Nein, jetzt nicht. - Herr Möhrmann, machen wir doch einmal weiter: Ich habe mich immer schon gefragt, wie Sie eigentlich als Opposition angreifen wollen. Jetzt haben Sie sich anscheinend Urteile des Verfassungsgerichtshofes und des Staatsgerichtshofes herausgesucht. Dabei müssen Sie aber bedenken: Wenn man mit einem Finger auf andere zeigt, zeigen die anderen Finger auf einen selbst. Ich habe nur ein paar Beispiele mitgebracht. Sie haben zum Beispiel im Jahr 2000 hier am Niedersächsischen Staatsgerichtshof in Sachen Volksbegehren zum Kindertagesstättengesetz verloren. Auf Bundesebene haben Sie versucht, im Vermittlungsausschuss einfach mal andere Mehrheiten zu erzielen.

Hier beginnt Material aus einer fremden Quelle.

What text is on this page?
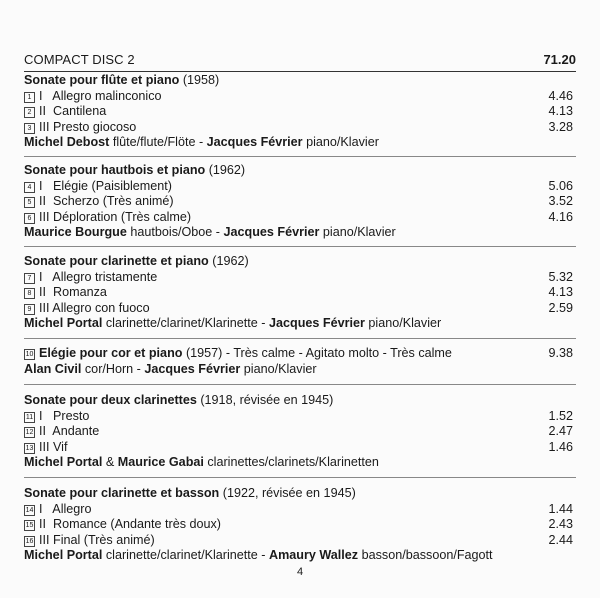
COMPACT DISC 2	71.20
Sonate pour flûte et piano (1958)
1 I   Allegro malinconico	4.46
2 II  Cantilena	4.13
3 III Presto giocoso	3.28
Michel Debost flûte/flute/Flöte - Jacques Février piano/Klavier
Sonate pour hautbois et piano (1962)
4 I   Elégie (Paisiblement)	5.06
5 II  Scherzo (Très animé)	3.52
6 III Déploration (Très calme)	4.16
Maurice Bourgue hautbois/Oboe - Jacques Février piano/Klavier
Sonate pour clarinette et piano (1962)
7 I   Allegro tristamente	5.32
8 II  Romanza	4.13
9 III Allegro con fuoco	2.59
Michel Portal clarinette/clarinet/Klarinette - Jacques Février piano/Klavier
10 Elégie pour cor et piano (1957) - Très calme - Agitato molto - Très calme	9.38
Alan Civil cor/Horn - Jacques Février piano/Klavier
Sonate pour deux clarinettes (1918, révisée en 1945)
11 I   Presto	1.52
12 II  Andante	2.47
13 III Vif	1.46
Michel Portal & Maurice Gabai clarinettes/clarinets/Klarinetten
Sonate pour clarinette et basson (1922, révisée en 1945)
14 I   Allegro	1.44
15 II  Romance (Andante très doux)	2.43
16 III Final (Très animé)	2.44
Michel Portal clarinette/clarinet/Klarinette - Amaury Wallez basson/bassoon/Fagott
4
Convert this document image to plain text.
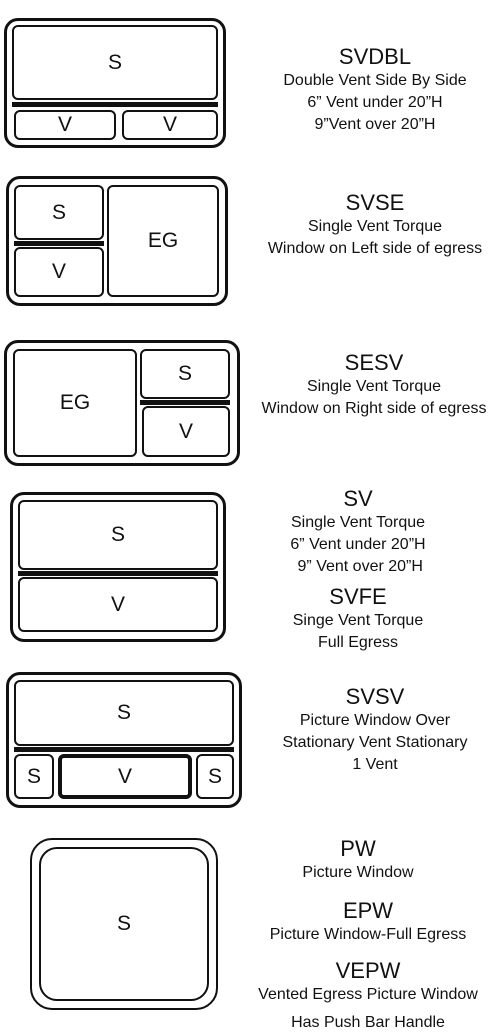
S
V	V
SVDBL
Double Vent Side By Side
6” Vent under 20”H
9”Vent over 20”H
S
V
EG
SVSE
Single Vent Torque
Window on Left side of egress
EG
S
V
SESV
Single Vent Torque
Window on Right side of egress
S
V
SV
Single Vent Torque
6” Vent under 20”H
9” Vent over 20”H
SVFE
Singe Vent Torque
Full Egress
S
S	V	S
SVSV
Picture Window Over
Stationary Vent Stationary
1 Vent
S
PW
Picture Window
EPW
Picture Window-Full Egress
VEPW
Vented Egress Picture Window
Has Push Bar Handle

Dafür haben Sie - übrigens gemeinsam mit den Grünen vom Bundesverfassungsgericht eine schallende Ohrfeige gekriegt. Sie haben versucht, den Visa-Untersuchungsausschuss einfach rechtswidrig zu beenden, um sich Schlagzeilen zu ersparen. Dafür haben Sie gemeinsam mit den Grünen vom Verfassungsgericht eine Ohrfeige bekommen.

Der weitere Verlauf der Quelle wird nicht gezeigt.